With the passage of the Affordable Care Act (ACA), the federal government became much more involved in what had always been a heavily regulated, but predominately private industry. What many people have forgotten is that the ACA was not the first legislation to be passed that involved private and employer-sponsored health and welfare plans.
The Employee Retirement Income Security Act (ERISA) is not just about retirement plans. For example, it requires health and welfare plans to generate and retain certain documents related to the plan, such as the Summary Plan Description (SPD), and requires the plan sponsor to distribute certain notices to plan participants and beneficiaries. (For more in formation about how ERISA may impact you, request UBA’s publication, “Reporting and Plan Documents under ERISA and Cafeteria Plan Rules.”)
The Health Information Technology for Economic and Clinical Health (HITECH) Act has affected the way private health information is handled when it is stored on or transmitted via an electronic device. The Health Insurance Portability and Accountability Act (HIPAA) of 1996 has also had a strong impact on health and welfare plans but, like ERISA, it has not always been heavily regulated.
The passage of the ACA has shined a light on many other prior pieces of legislation. With both the Employee Benefits Security Administration (EBSA) and the IRS having enforcement rights over the ACA, and everyone looking for revenue, the searchlight is starting to shine brighter, and the beam is becoming wider.
What does this mean for sponsors of health and welfare plans? Basically, it means that regulations that were previously considered to be guidelines now need to be taken more seriously, and where there are gaps, plan sponsors need to be sure to take the time to address them before an audit by the EBSA or Office of Civil Rights (OCR) results in fines. While the OCR has always conducted health plan audits for HIPAA compliance, the agency is really going to be stepping up enforcement in 2017, and is compiling a list of potential plans to audit before the end of 2016.
One of the requirements of HIPAA is that the covered entity must safeguard the Protected Health Information (PHI) of plan participants. HIPAA defines a covered entity as a health care provider or health plan, which includes insurance carriers, government programs, and welfare benefit plans. However, many plans require other entities to have access to that same information in order to fulfill the benefit obligations of the plan to the plan participants. For example, the plan has to transmit participant data or enrollment forms to the insurance broker or carrier so the participant can begin receiving benefits of the plan, such as going to see a doctor.

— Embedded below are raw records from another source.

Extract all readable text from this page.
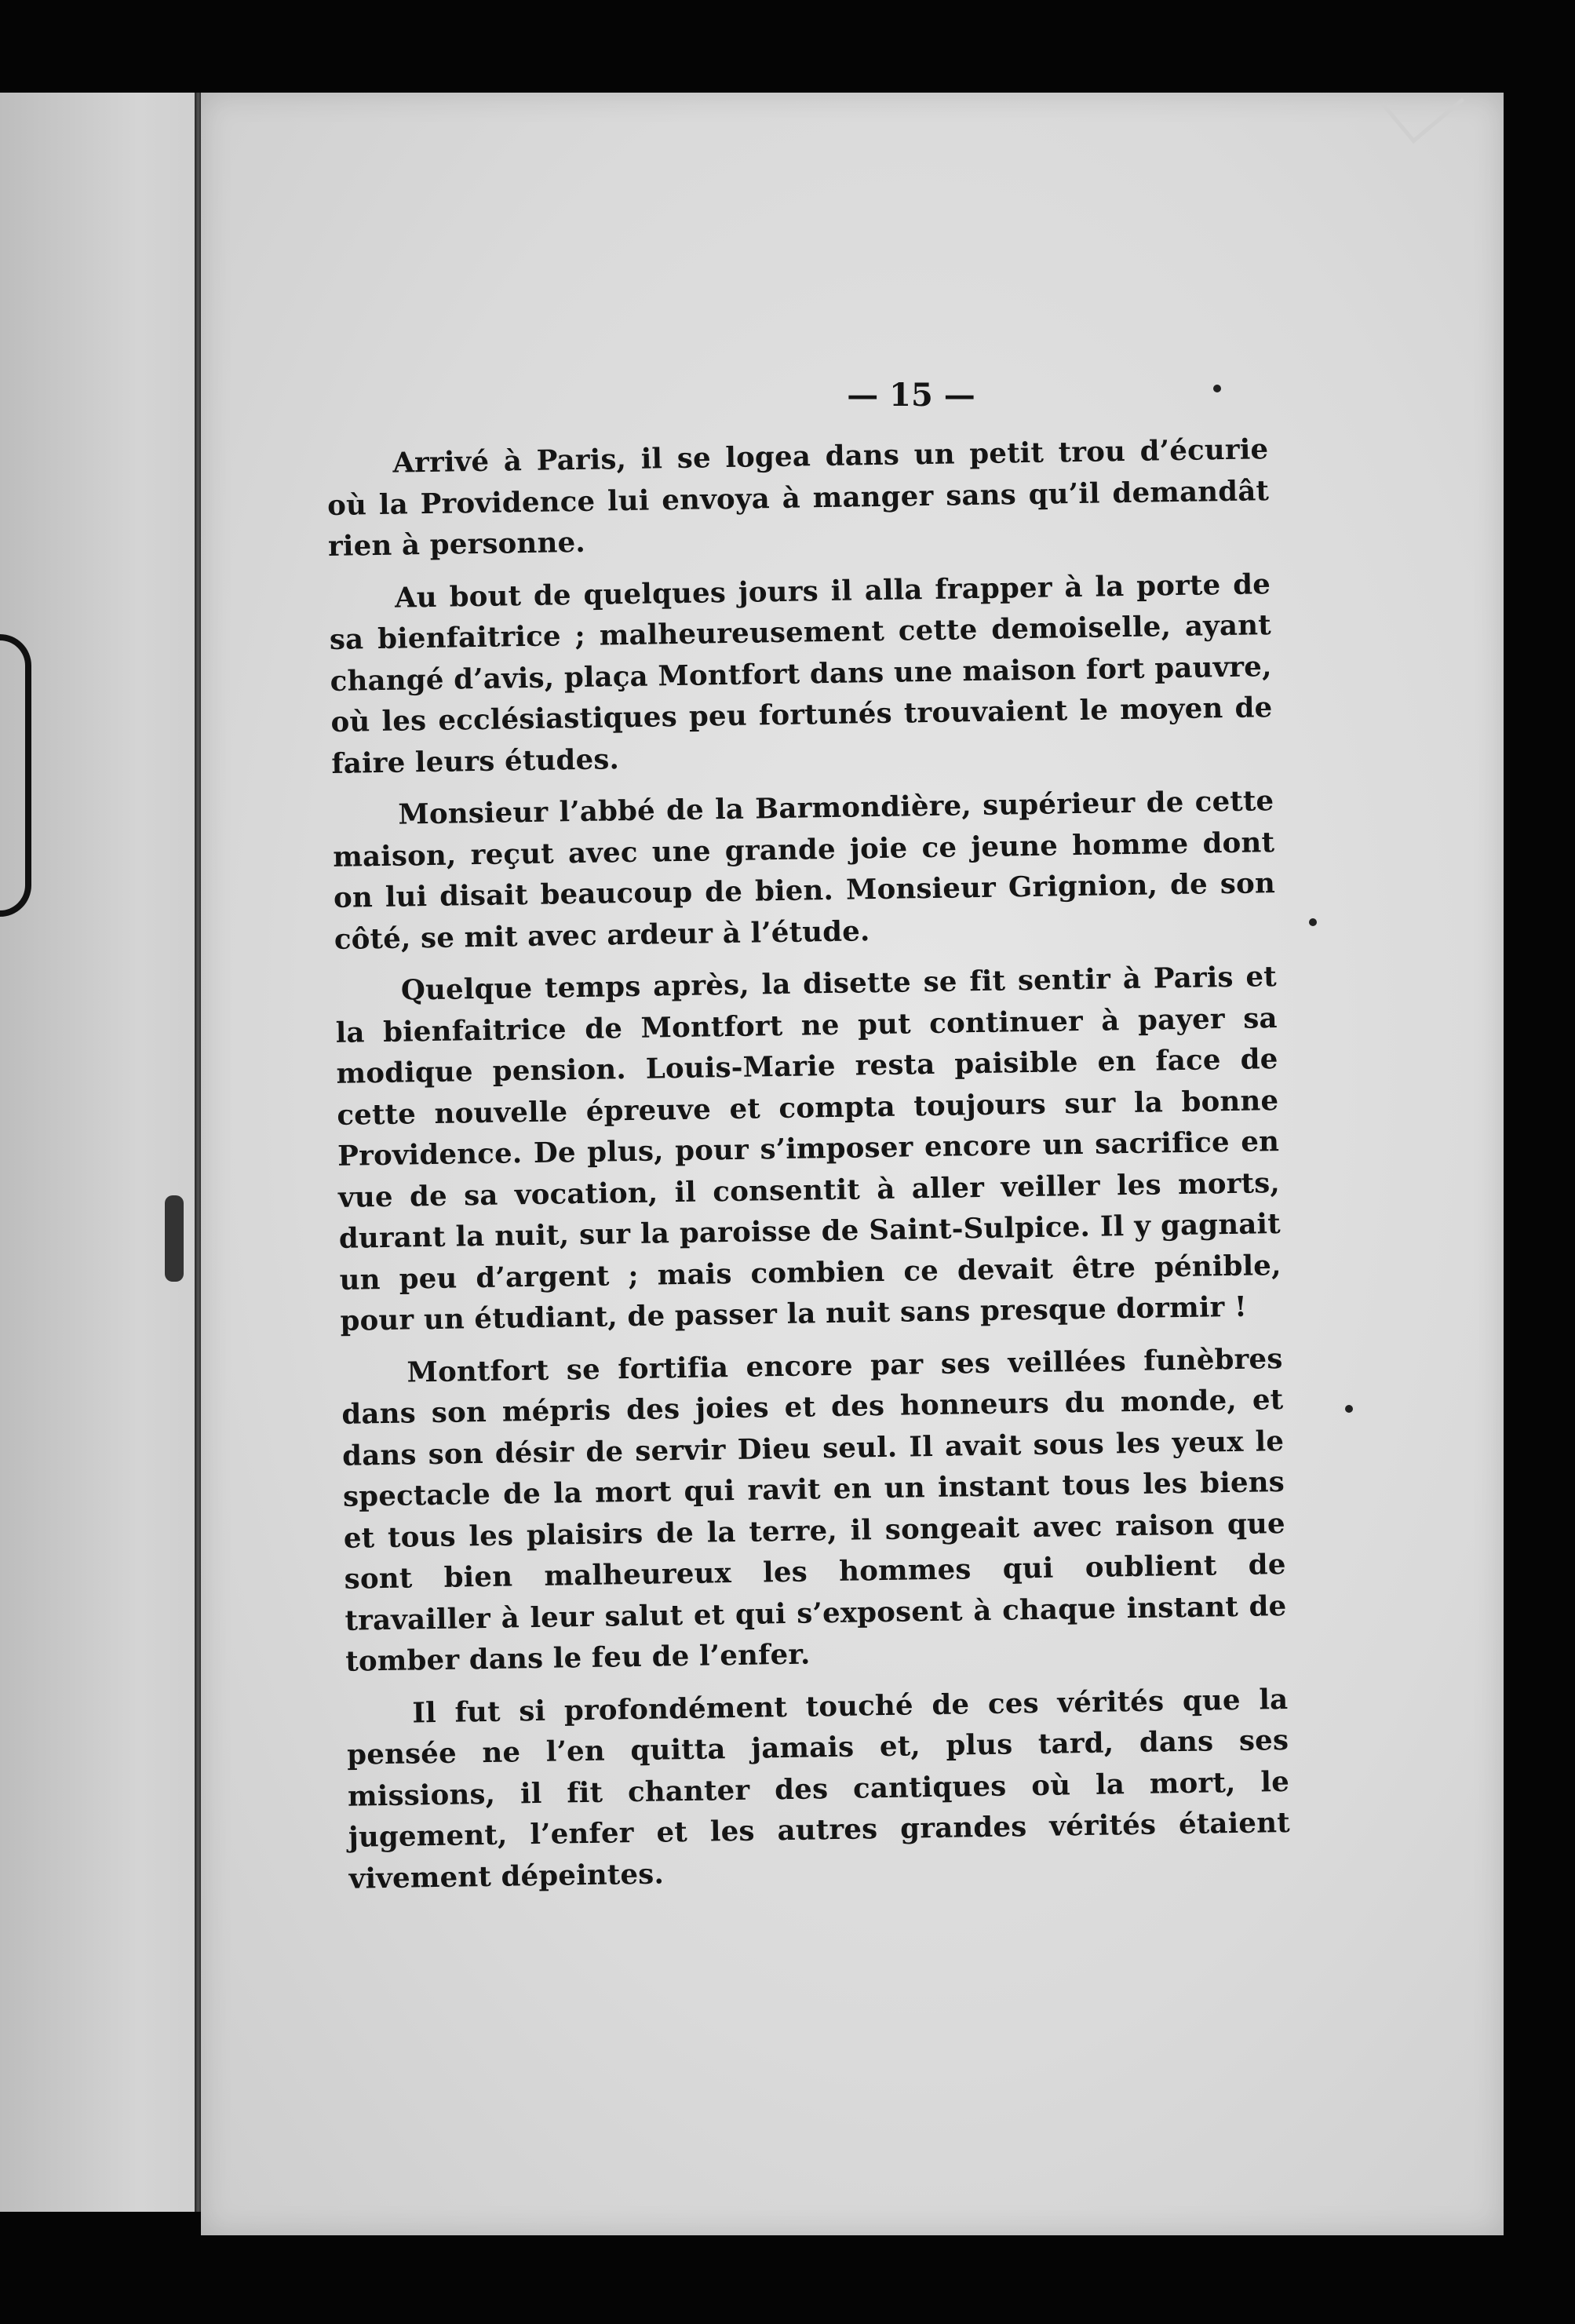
— 15 —

Arrivé à Paris, il se logea dans un petit trou d’écurie où la Providence lui envoya à manger sans qu’il demandât rien à personne.

Au bout de quelques jours il alla frapper à la porte de sa bienfaitrice ; malheureusement cette demoiselle, ayant changé d’avis, plaça Montfort dans une maison fort pauvre, où les ecclésiastiques peu fortunés trouvaient le moyen de faire leurs études.

Monsieur l’abbé de la Barmondière, supérieur de cette maison, reçut avec une grande joie ce jeune homme dont on lui disait beaucoup de bien. Monsieur Grignion, de son côté, se mit avec ardeur à l’étude.

Quelque temps après, la disette se fit sentir à Paris et la bienfaitrice de Montfort ne put continuer à payer sa modique pension. Louis-Marie resta paisible en face de cette nouvelle épreuve et compta toujours sur la bonne Providence. De plus, pour s’imposer encore un sacrifice en vue de sa vocation, il consentit à aller veiller les morts, durant la nuit, sur la paroisse de Saint-Sulpice. Il y gagnait un peu d’argent ; mais combien ce devait être pénible, pour un étudiant, de passer la nuit sans presque dormir !

Montfort se fortifia encore par ses veillées funèbres dans son mépris des joies et des honneurs du monde, et dans son désir de servir Dieu seul. Il avait sous les yeux le spectacle de la mort qui ravit en un instant tous les biens et tous les plaisirs de la terre, il songeait avec raison que sont bien malheureux les hommes qui oublient de travailler à leur salut et qui s’exposent à chaque instant de tomber dans le feu de l’enfer.

Il fut si profondément touché de ces vérités que la pensée ne l’en quitta jamais et, plus tard, dans ses missions, il fit chanter des cantiques où la mort, le jugement, l’enfer et les autres grandes vérités étaient vivement dépeintes.
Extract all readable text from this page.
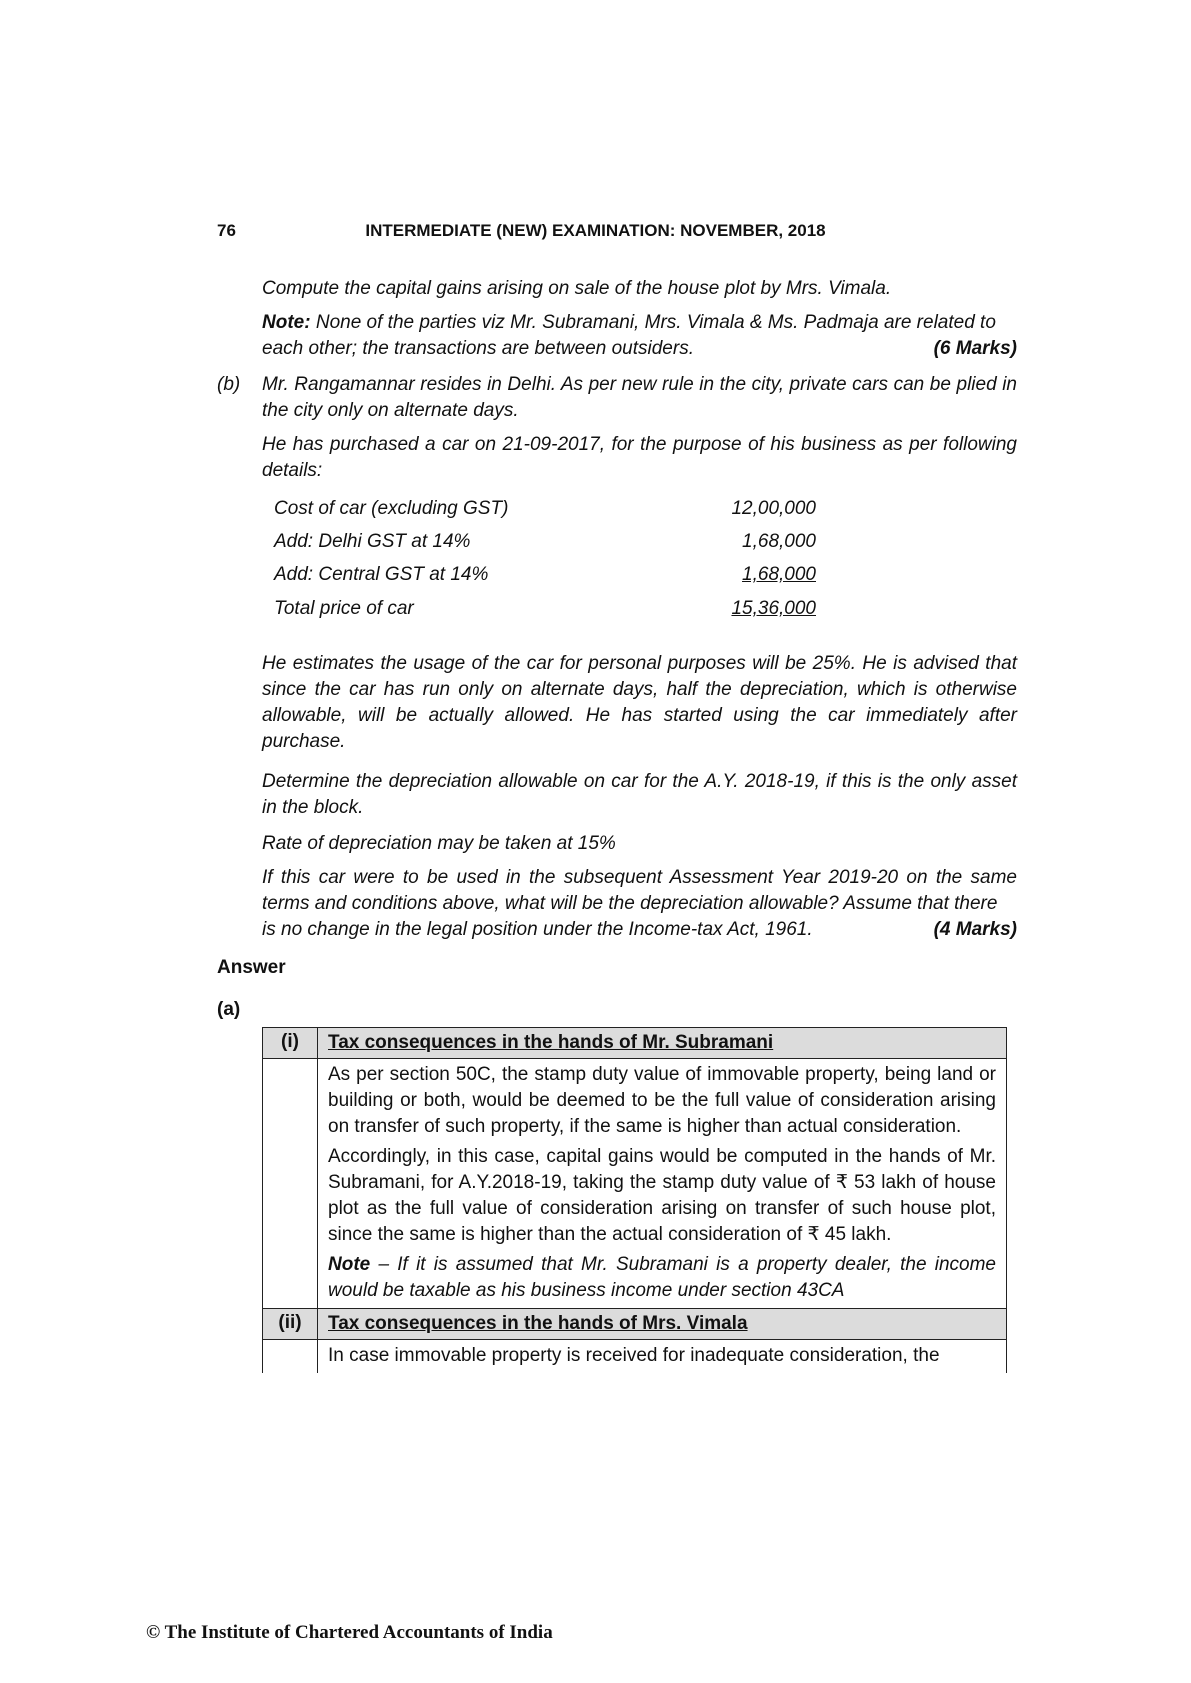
76	INTERMEDIATE (NEW) EXAMINATION: NOVEMBER, 2018
Compute the capital gains arising on sale of the house plot by Mrs. Vimala.
Note: None of the parties viz Mr. Subramani, Mrs. Vimala & Ms. Padmaja are related to
each other; the transactions are between outsiders.	(6 Marks)
(b) Mr. Rangamannar resides in Delhi. As per new rule in the city, private cars can be plied in the city only on alternate days.
He has purchased a car on 21-09-2017, for the purpose of his business as per following details:
Cost of car (excluding GST)	12,00,000
Add: Delhi GST at 14%	1,68,000
Add: Central GST at 14%	1,68,000
Total price of car	15,36,000
He estimates the usage of the car for personal purposes will be 25%. He is advised that since the car has run only on alternate days, half the depreciation, which is otherwise allowable, will be actually allowed. He has started using the car immediately after purchase.
Determine the depreciation allowable on car for the A.Y. 2018-19, if this is the only asset in the block.
Rate of depreciation may be taken at 15%
If this car were to be used in the subsequent Assessment Year 2019-20 on the same terms and conditions above, what will be the depreciation allowable? Assume that there
is no change in the legal position under the Income-tax Act, 1961.	(4 Marks)
Answer
(a)
(i)	Tax consequences in the hands of Mr. Subramani

	As per section 50C, the stamp duty value of immovable property, being land or building or both, would be deemed to be the full value of consideration arising on transfer of such property, if the same is higher than actual consideration.

Accordingly, in this case, capital gains would be computed in the hands of Mr. Subramani, for A.Y.2018-19, taking the stamp duty value of ₹ 53 lakh of house plot as the full value of consideration arising on transfer of such house plot, since the same is higher than the actual consideration of ₹ 45 lakh.

Note – If it is assumed that Mr. Subramani is a property dealer, the income would be taxable as his business income under section 43CA

(ii)	Tax consequences in the hands of Mrs. Vimala

	In case immovable property is received for inadequate consideration, the

© The Institute of Chartered Accountants of India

In order for the covered entity to be sure that the PHI of the plan participant is kept safe under the HIPAA requirements, it can enter into a Business Associate Agreement (BAA) with the other party so that they can exchange PHI information for business purposes. A business associate could be an insurance broker, COBRA vendor, HR or benefits database vendor, IT vendors, or offsite shredding vendor. A BAA outlines the responsibilities for each party, helps to protect the other party in case of a security breach, and defines how the PHI that is exchanged can be used.
A covered entity should also outline policies and procedures that identify the employees who need access to PHI and limit access to those employees, in addition to limiting the amount and type of information disclosed.